Kehidupan Kembali Yang Mulia Abadi

Kehidupan Kembali Yang Mulia Abadi
Fan to kneel


"apa yang kamu katakan itu?"


"Sepertinya nama belakangnya adalah Qin!"


"Bukankah dia dikeluarkan dari sekolah?"


"Aku tidak tahu, kenapa dia muncul di Lingda?"


Diskusi di sekitar terdengar satu demi satu, ocehan, menatap dari kekacauan di lapangan ke sosok yang tenang.


Mata Qin Xuan menyapu dua belas orang yang mengelilingi Yang Ming dan yang lainnya Tiba-tiba, Zhao Xian dan yang lainnya tidak tahu mengapa, dan hawa dingin muncul di hati mereka, dan mereka tidak bisa membantu tetapi menghilang dengan ngeri.


Zhao Xian mengerutkan kening. Dia telah mendengar tentang awal pelatihan militer, tetapi dia hanya mendengarnya. Dia tidak pernah benar-benar melihat Qin Xuan.


Qin Xuan mengabaikan Zhao Xian, dia perlahan berjalan beberapa langkah ke depan dan berjalan ke sisi tiga Yang Ming.


"Tidak masalah?"


"Tidak ada!"


Yang Wei bangkit dan menatap memarnya dan berkata: "Itu hanya dipukuli, itu biasa!"


Huang Wendi berdiri dengan anggun, menepuk-nepuk jejak kakinya, dan tersenyum: "Kapan kamu kembali?"


“Baru saja kembali!” Jawab Qin Xuan Kemudian, dia melihat Yang Ming yang pincang, mengerutkan kening tanpa meninggalkan jejak.


Yang Ming menyeringai di wajah berkepala babi yang dia rawat, "Kembali saja!"


Mata Qin Xuan berbinar, melihat teman-temannya yang telah hidup bersama selama empat tahun di kehidupan sebelumnya, dan hatinya hangat dan dingin.

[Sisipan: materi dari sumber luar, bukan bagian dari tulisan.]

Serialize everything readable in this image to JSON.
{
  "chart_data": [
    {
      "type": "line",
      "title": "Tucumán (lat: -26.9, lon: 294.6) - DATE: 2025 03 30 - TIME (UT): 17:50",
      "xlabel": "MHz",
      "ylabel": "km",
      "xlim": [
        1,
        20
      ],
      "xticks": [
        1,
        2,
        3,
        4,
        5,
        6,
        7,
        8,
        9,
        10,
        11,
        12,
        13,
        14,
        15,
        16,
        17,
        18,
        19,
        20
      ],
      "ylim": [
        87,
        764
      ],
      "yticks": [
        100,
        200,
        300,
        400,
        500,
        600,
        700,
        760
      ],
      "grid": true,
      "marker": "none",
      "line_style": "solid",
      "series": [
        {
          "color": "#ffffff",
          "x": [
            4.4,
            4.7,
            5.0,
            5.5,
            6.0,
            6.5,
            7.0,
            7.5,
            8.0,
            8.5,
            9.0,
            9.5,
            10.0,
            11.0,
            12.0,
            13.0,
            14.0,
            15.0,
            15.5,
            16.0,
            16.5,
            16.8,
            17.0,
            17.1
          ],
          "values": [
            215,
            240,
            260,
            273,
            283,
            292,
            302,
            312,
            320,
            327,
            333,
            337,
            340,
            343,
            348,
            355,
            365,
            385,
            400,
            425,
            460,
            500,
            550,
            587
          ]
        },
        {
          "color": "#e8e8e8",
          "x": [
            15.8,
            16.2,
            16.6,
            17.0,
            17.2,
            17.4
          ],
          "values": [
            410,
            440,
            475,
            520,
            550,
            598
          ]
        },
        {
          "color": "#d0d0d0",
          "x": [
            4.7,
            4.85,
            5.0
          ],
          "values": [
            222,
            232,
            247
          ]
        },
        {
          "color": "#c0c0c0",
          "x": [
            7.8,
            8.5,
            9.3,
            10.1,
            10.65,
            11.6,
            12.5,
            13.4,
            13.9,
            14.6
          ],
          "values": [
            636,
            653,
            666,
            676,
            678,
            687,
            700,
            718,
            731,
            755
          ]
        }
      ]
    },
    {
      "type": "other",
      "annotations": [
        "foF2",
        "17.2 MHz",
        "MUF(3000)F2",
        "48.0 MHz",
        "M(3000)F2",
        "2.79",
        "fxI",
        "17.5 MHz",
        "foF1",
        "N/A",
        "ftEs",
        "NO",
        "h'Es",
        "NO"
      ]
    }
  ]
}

Percakapan antara empat orang yang seperti tidak ada orang di samping membuat Zhao Xian dan yang lainnya sangat suram.


"Saudara Xian, bunuh pria kurus itu, desis ..." Sun Kang meraung kejam, duduk di tanah dengan kaki di tangan.


Zhao Xian mengabaikannya Dia mengerutkan kening dan menatap Qin Xuan, samar-samar, dia merasa bahwa pihak lain itu tidak mudah. Dia memiliki latar belakang keluarga yang luar biasa, beberapa latar belakang, dan penglihatan yang baik. Sekilas seperti Yang Ming, dia adalah putra dari seorang nouveau riche. Dia tidak peduli tentang itu, tetapi pemuda yang muncul ini tiba-tiba memberinya perasaan melihat keluarga.


"Siapa kamu? Ini urusan pribadi kita, apakah kamu berencana untuk terlibat?" Zhao Xian berjalan ke arah sebelas orang lainnya dan menghadapi Qin Xuan dengan jujur.


Qin Xuan masih mengabaikannya, kali ini pemain basket yang sering bermain dengan Zhao Xian itu marah.


"Rumput, saudara Xian bertanya padamu, kamu tidak bisa mendengar ..."


Dia menunjuk ke hidungnya dan mengutuk, tetapi sebelum selesai berbicara, Qin Xuan sedikit mengangkat kepalanya.


Klik!


Qin Xuan langsung mematahkan jari yang menunjuk ke arahnya, dan pada saat itu, kulit semua orang tiba-tiba berubah, dan suara ratapan bergema di seluruh taman bermain lebih dari Sun Kang.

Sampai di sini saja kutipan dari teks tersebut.